Hainan will be a main testing ground for duty-free shopping. The island province currently contributes 26% of total duty-free sales in China. CSC Financial Co. Ltd. said in a recent research report that the share may increase to 50% thanks to the recent incentive policies.
The province has benefited from duty-free retail as it attracted more tourists to spend on the island. In the first half this year, duty-free retail sales contributed one-third of Hainan’s total tourism revenue of 22.8 billion yuan. In the first week after the new duty-free shopping policy took effect, average daily spending by visitors on duty-free products surged 58.2% from the same time last year.
The Hainan government said it will further boost the local duty-free retail market by inviting qualified retailers outside the province to open stores. The province plans to add three more duty-free shops in Sanya this year.
As competition heats up, the boundary between duty-free and taxed retail is blurring as retailers tap new business models to lure customers.
Since February, Sunrise Duty Free, one of the largest airport duty-free shop operators, launched an online shopping mall for members in Beijing and Shanghai in an unprecedented move to expand access for shoppers. Products sold by Sunrise’s online platform are still taxed but are cheaper because of its cost controls and supply-chain advantage, analysts said. The new business is more like cross-border e-commerce as the store operator seeks to offset the sales slump amid the pandemic, they said.
According to Citic Securities, Sunrise’s online sales in Shanghai totaled 4.5 billion in its first three months in business.
In the face of competition, cross-border e-commerce sites like Alibaba-backed Kaola are seeking to form partnerships with smaller duty-free retailers to offer cheaper products on their platforms. A person close to Kaola said the company is also in talks with the Hainan government for a business partnership.

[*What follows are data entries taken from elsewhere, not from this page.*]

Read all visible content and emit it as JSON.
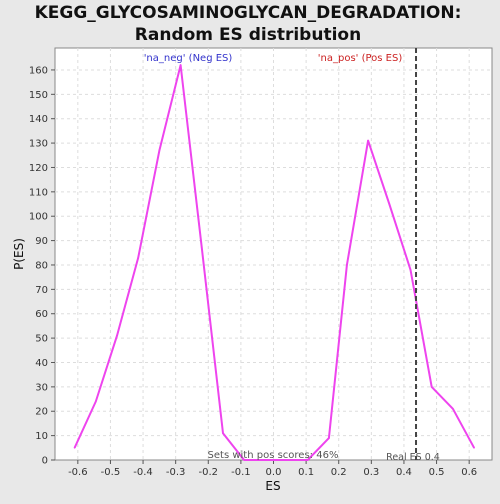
{
  "chart_data": {
    "type": "line",
    "title_line1": "KEGG_GLYCOSAMINOGLYCAN_DEGRADATION:",
    "title_line2": "Random ES distribution",
    "xlabel": "ES",
    "ylabel": "P(ES)",
    "xlim": [
      -0.67,
      0.67
    ],
    "ylim": [
      0,
      169
    ],
    "x_ticks": [
      -0.6,
      -0.5,
      -0.4,
      -0.3,
      -0.2,
      -0.1,
      0.0,
      0.1,
      0.2,
      0.3,
      0.4,
      0.5,
      0.6
    ],
    "x_tick_labels": [
      "-0.6",
      "-0.5",
      "-0.4",
      "-0.3",
      "-0.2",
      "-0.1",
      "0.0",
      "0.1",
      "0.2",
      "0.3",
      "0.4",
      "0.5",
      "0.6"
    ],
    "y_ticks": [
      0,
      10,
      20,
      30,
      40,
      50,
      60,
      70,
      80,
      90,
      100,
      110,
      120,
      130,
      140,
      150,
      160
    ],
    "grid": true,
    "series": [
      {
        "color": "#ee44ee",
        "x": [
          -0.61,
          -0.545,
          -0.48,
          -0.415,
          -0.35,
          -0.285,
          -0.22,
          -0.155,
          -0.09,
          -0.025,
          0.04,
          0.105,
          0.17,
          0.225,
          0.29,
          0.355,
          0.42,
          0.485,
          0.55,
          0.615
        ],
        "y": [
          5,
          24,
          51,
          83,
          127,
          162,
          87,
          11,
          0,
          0,
          0,
          0,
          9,
          80,
          131,
          105,
          78,
          30,
          21,
          5
        ]
      }
    ],
    "real_es": 0.437,
    "annotations": {
      "neg_label": "'na_neg' (Neg ES)",
      "pos_label": "'na_pos' (Pos ES)",
      "sets_label": "Sets with pos scores: 46%",
      "real_es_label": "Real ES 0.4"
    },
    "colors": {
      "neg_label": "#3333cc",
      "pos_label": "#cc2222",
      "line": "#ee44ee",
      "real_es_line": "#444444"
    }
  }
}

Traditional retailers are also calling for policy changes to support their businesses. A Beijing shopping mall executive said nontax barriers such as a time-consuming review process for imported cosmetic products are key factors discouraging sales.
“It often takes more than six month for a new lipstick to enter the China market,” pushing customers to foreign or unofficial retailers, the executive said.
Although the pandemic halted travel, Chinese consumers still spent $600 million to $700 million a month on South Korea’s duty-free beauty products, mainly through private merchants that operate the Daigou business in a grey area, the executive said. Further market liberalization to unlock significant market potential, he said.